NO ONE BUT A SPECIALIST in French Symbolism is likely to know much about René Ghil nowadays. His poetry is no longer read, and the correspondences among vowels, colors, and musical timbres spelled out in his Traité du verbe do not have the objective necessity he claimed for them. Critical studies of his work tend to begin ad hominem with a reference to his "megalomania" and proceed to draw an instructive, but by now surely unnecessary, contrast between his poetic mediocrity and the excellence of his master, Mallarmé. Yet if Ghil's value for us is chiefly that of an instructive failure, it must be said that he failed more strikingly and memorably as a theorist than as a poet. The problems he encountered are permanent and basic ones, involving the role of language in aesthetic experience and the relationship of poetry to music and the visual arts. As a result, a detailed examination of his synesthetic system should have a more than esoteric interest . . .

I would have made no difference to René Ghil to be told that strong synesthetic associations occur in only 12 to 13% of the...population, since he himself, the true voyant, was one in a million. He did not recognize that the complexities and irregularities described by [Hermann von] Helmholtz, whose [1863] treatise he read in translation around 1887, gave no reason to suppose that an objectively valid, universally acceptable system of correspondences could ever be worked out. He understood only that scientists were on the job and took heart from the meticulousness of their procedures. They could be relied upon to bring up the rear, while he himself dealt with loftier matters, such as the relationship of Pythagorean intonation (a description of which was appended to the 1868 edition of Helmholtz's treatise) to the harmony of the spheres . . .

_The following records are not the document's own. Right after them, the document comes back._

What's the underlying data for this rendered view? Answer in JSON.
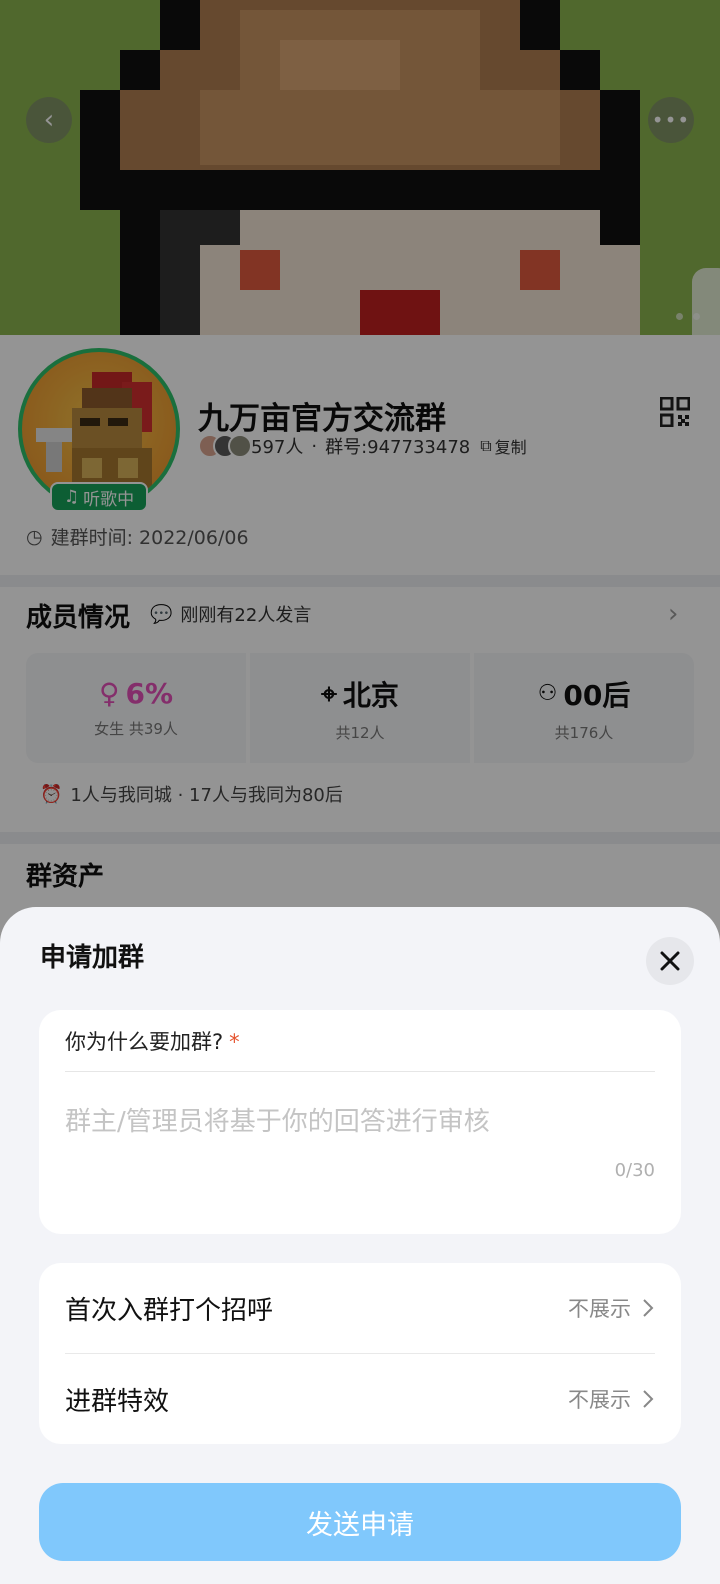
{
  "hero": {
    "back_icon": "chevron-left-icon",
    "more_icon": "more-icon"
  },
  "group": {
    "name": "九万亩官方交流群",
    "members": "597人",
    "separator": "·",
    "group_number": "群号:947733478",
    "copy_label": "复制",
    "music_status": "听歌中",
    "created": "建群时间: 2022/06/06"
  },
  "member_stats": {
    "title": "成员情况",
    "recent_activity": "刚刚有22人发言",
    "cards": [
      {
        "main": "6%",
        "sub": "女生 共39人",
        "icon": "female-icon"
      },
      {
        "main": "北京",
        "sub": "共12人",
        "icon": "location-icon"
      },
      {
        "main": "00后",
        "sub": "共176人",
        "icon": "person-icon"
      }
    ],
    "same_city": "1人与我同城 · 17人与我同为80后"
  },
  "assets": {
    "title": "群资产"
  },
  "sheet": {
    "title": "申请加群",
    "question_label": "你为什么要加群?",
    "required_mark": "*",
    "answer_value": "",
    "answer_placeholder": "群主/管理员将基于你的回答进行审核",
    "counter": "0/30",
    "options": [
      {
        "label": "首次入群打个招呼",
        "value": "不展示"
      },
      {
        "label": "进群特效",
        "value": "不展示"
      }
    ],
    "send_label": "发送申请"
  },
  "colors": {
    "accent": "#80c8fc",
    "pink": "#e350b8",
    "green_badge": "#18a35a",
    "required": "#e5532f"
  }
}
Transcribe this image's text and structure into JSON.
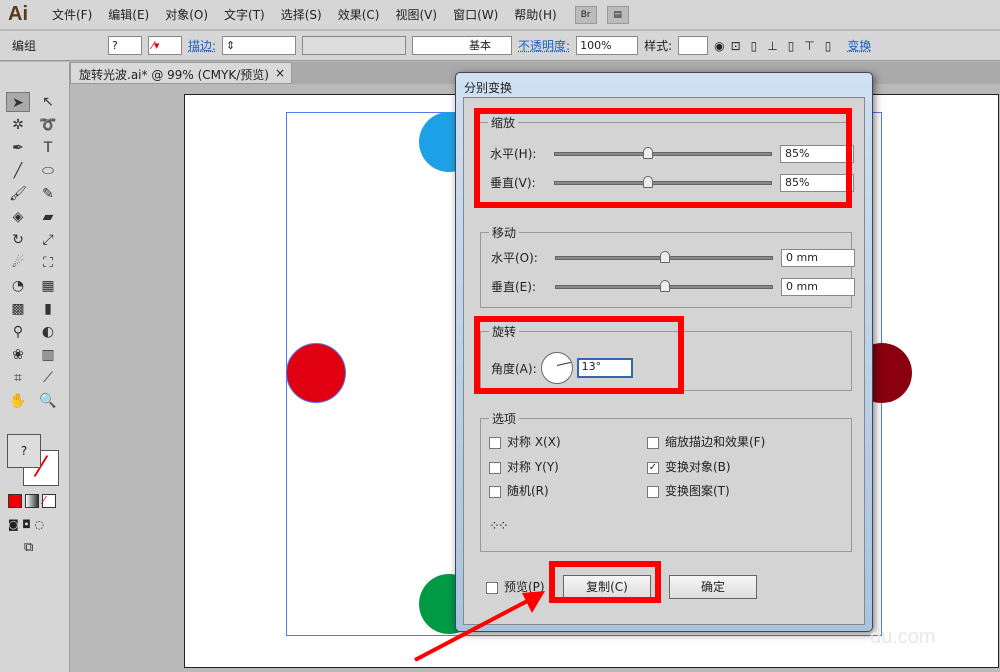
{
  "app": {
    "logo": "Ai",
    "menus": [
      "文件(F)",
      "编辑(E)",
      "对象(O)",
      "文字(T)",
      "选择(S)",
      "效果(C)",
      "视图(V)",
      "窗口(W)",
      "帮助(H)"
    ],
    "bridge": "Br"
  },
  "control": {
    "selection": "编组",
    "fill": "?",
    "stroke_label": "描边:",
    "brush": "基本",
    "opacity_label": "不透明度:",
    "opacity": "100%",
    "style_label": "样式:",
    "transform": "变换"
  },
  "document": {
    "tab": "旋转光波.ai* @ 99% (CMYK/预览)",
    "close": "×"
  },
  "colors": {
    "blue": "#1ea0e6",
    "red": "#e00012",
    "green": "#009944",
    "darkred": "#8a0010"
  },
  "dialog": {
    "title": "分别变换",
    "scale": {
      "label": "缩放",
      "h_label": "水平(H):",
      "h_value": "85%",
      "h_fraction": 0.425,
      "v_label": "垂直(V):",
      "v_value": "85%",
      "v_fraction": 0.425
    },
    "move": {
      "label": "移动",
      "h_label": "水平(O):",
      "h_value": "0 mm",
      "v_label": "垂直(E):",
      "v_value": "0 mm"
    },
    "rotate": {
      "label": "旋转",
      "angle_label": "角度(A):",
      "angle": "13°"
    },
    "options": {
      "label": "选项",
      "items": [
        {
          "label": "对称 X(X)",
          "checked": false
        },
        {
          "label": "缩放描边和效果(F)",
          "checked": false
        },
        {
          "label": "对称 Y(Y)",
          "checked": false
        },
        {
          "label": "变换对象(B)",
          "checked": true
        },
        {
          "label": "随机(R)",
          "checked": false
        },
        {
          "label": "变换图案(T)",
          "checked": false
        }
      ]
    },
    "preview": "预览(P)",
    "copy": "复制(C)",
    "ok": "确定"
  },
  "watermark": "du.com"
}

A clear discussion of modest scope will resist the very nature of synesthesia, which fosters a confusion of categories. It will exclude all information pertaining to senses other than those of sight and hearing--the "sweet and sour borscht" taste of "a tone pitched at 50 cycles per second" reported by the Russian mnemonist, for example, or the "musique des liqueurs" composed by des Esseintes on his "orgue à bouche" ("mouth organ"). Reports of impressions which obliterate all reasonable distinctions must also be ruled out: if the whole French language is "dark brown . . . German, green . . . Ancient Greek, yellow," as one man claimed, or if all of Gounoud's music is "violet," while all of Beethoven's is "black," there is nothing more to be said. Once the field has been weeded and circumscribed in this way, the difficulty of telling what, in synesthesia, corresponds to what, can be presented in the form that occupied René Ghil, for whom the color of sound was not a function of pitch, but of timbre.